Em nota nesta sexta-feira, o órgão que representa o setor produtivo afirmou que o Brasil, maior produtor e exportador global de café, terá condições de honrar seus compromissos com os mercados externo e interno, apesar da produção afetada pela seca nos últimos anos.

Contudo, o CNC alertou que "o estoque de passagem de 2016 será, certamente, o mais baixo de toda a história cafeeira do país".

A projeção foi feita após a Companhia Nacional de Abastecimento (Conab) ter divulgado na quarta-feira uma queda de 5,6 por cento nos estoques privados em março de 2015 ante 2014, para 14,4 milhões de sacas de 60 kg.

O CNC estimou à Reuters que os estoques em 31 de março de 2016 poderiam somar algo em torno de 6 milhões de sacas, levando em conta o saldo entre o consumo interno e exportações e a produção e os estoques anteriores.

A previsão do CNC, no entanto, é de uma colheita este ano de cerca de 40 milhões de sacas, abaixo das projeções do mercado, que variam de aproximadamente 45 milhões a 52 milhões de sacas.

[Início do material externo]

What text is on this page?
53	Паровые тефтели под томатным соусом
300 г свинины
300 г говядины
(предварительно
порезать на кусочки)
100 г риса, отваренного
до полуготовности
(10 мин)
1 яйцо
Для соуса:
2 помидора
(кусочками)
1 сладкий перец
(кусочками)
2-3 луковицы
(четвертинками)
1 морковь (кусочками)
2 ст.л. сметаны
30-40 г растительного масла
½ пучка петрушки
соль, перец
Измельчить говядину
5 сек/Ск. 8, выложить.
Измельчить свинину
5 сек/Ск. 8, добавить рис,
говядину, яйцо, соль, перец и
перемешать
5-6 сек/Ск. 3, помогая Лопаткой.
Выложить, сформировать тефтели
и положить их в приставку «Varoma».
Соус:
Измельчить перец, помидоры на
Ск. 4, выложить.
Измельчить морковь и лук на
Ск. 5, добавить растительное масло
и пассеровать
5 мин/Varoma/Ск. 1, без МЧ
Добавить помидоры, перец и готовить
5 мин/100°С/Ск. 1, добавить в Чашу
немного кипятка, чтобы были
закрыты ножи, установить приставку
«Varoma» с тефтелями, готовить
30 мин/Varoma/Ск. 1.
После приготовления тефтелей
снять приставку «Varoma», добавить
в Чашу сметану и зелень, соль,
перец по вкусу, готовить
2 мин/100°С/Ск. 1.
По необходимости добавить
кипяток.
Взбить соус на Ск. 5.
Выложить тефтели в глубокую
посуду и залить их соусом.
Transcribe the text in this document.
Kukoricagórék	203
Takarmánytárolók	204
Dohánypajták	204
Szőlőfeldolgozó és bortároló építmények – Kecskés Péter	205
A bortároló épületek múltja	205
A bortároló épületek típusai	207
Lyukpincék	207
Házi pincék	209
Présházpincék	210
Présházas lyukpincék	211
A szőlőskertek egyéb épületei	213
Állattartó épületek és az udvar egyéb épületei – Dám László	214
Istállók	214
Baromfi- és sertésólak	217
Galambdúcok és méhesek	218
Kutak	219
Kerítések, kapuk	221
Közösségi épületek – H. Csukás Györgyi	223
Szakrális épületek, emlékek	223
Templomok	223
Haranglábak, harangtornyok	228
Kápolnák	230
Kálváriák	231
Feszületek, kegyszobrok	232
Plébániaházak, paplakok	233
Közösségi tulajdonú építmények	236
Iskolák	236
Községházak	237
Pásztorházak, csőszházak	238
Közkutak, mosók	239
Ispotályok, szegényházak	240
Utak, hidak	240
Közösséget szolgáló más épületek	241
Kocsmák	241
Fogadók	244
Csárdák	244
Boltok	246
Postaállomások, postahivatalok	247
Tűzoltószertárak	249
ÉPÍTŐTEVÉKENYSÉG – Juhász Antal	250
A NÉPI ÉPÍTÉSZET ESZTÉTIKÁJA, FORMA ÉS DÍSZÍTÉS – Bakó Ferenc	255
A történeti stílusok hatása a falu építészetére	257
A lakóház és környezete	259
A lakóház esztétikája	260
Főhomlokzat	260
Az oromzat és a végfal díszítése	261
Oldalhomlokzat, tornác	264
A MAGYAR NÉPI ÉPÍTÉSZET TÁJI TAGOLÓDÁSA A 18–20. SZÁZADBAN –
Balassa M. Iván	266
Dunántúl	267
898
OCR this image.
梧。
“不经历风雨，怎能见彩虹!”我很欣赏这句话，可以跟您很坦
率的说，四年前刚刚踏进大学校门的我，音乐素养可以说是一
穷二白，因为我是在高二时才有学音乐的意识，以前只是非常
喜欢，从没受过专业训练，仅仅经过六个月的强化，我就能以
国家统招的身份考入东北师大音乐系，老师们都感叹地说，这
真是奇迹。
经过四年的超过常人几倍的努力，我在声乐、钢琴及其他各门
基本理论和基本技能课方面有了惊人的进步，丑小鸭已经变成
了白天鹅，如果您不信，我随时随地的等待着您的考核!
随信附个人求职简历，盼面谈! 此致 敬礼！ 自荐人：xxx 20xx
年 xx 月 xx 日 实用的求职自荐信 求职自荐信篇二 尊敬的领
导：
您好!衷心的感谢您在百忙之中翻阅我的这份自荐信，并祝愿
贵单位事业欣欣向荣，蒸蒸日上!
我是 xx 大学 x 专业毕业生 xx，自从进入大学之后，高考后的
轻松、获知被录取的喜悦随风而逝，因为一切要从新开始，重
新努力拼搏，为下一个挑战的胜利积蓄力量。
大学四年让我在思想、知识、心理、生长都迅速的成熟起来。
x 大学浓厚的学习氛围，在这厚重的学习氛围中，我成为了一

De acordo com levantamento da Conab, os menores estoques privados de café da história foram registrados em 2012, de 8,4 milhões de sacas.

O levantamento da Conab é realizado junto a integrantes do setor, por meio do envio de questionários. Para a realização da última pesquisa, 94 por cento dos 816 armazenadores responderam a sondagem.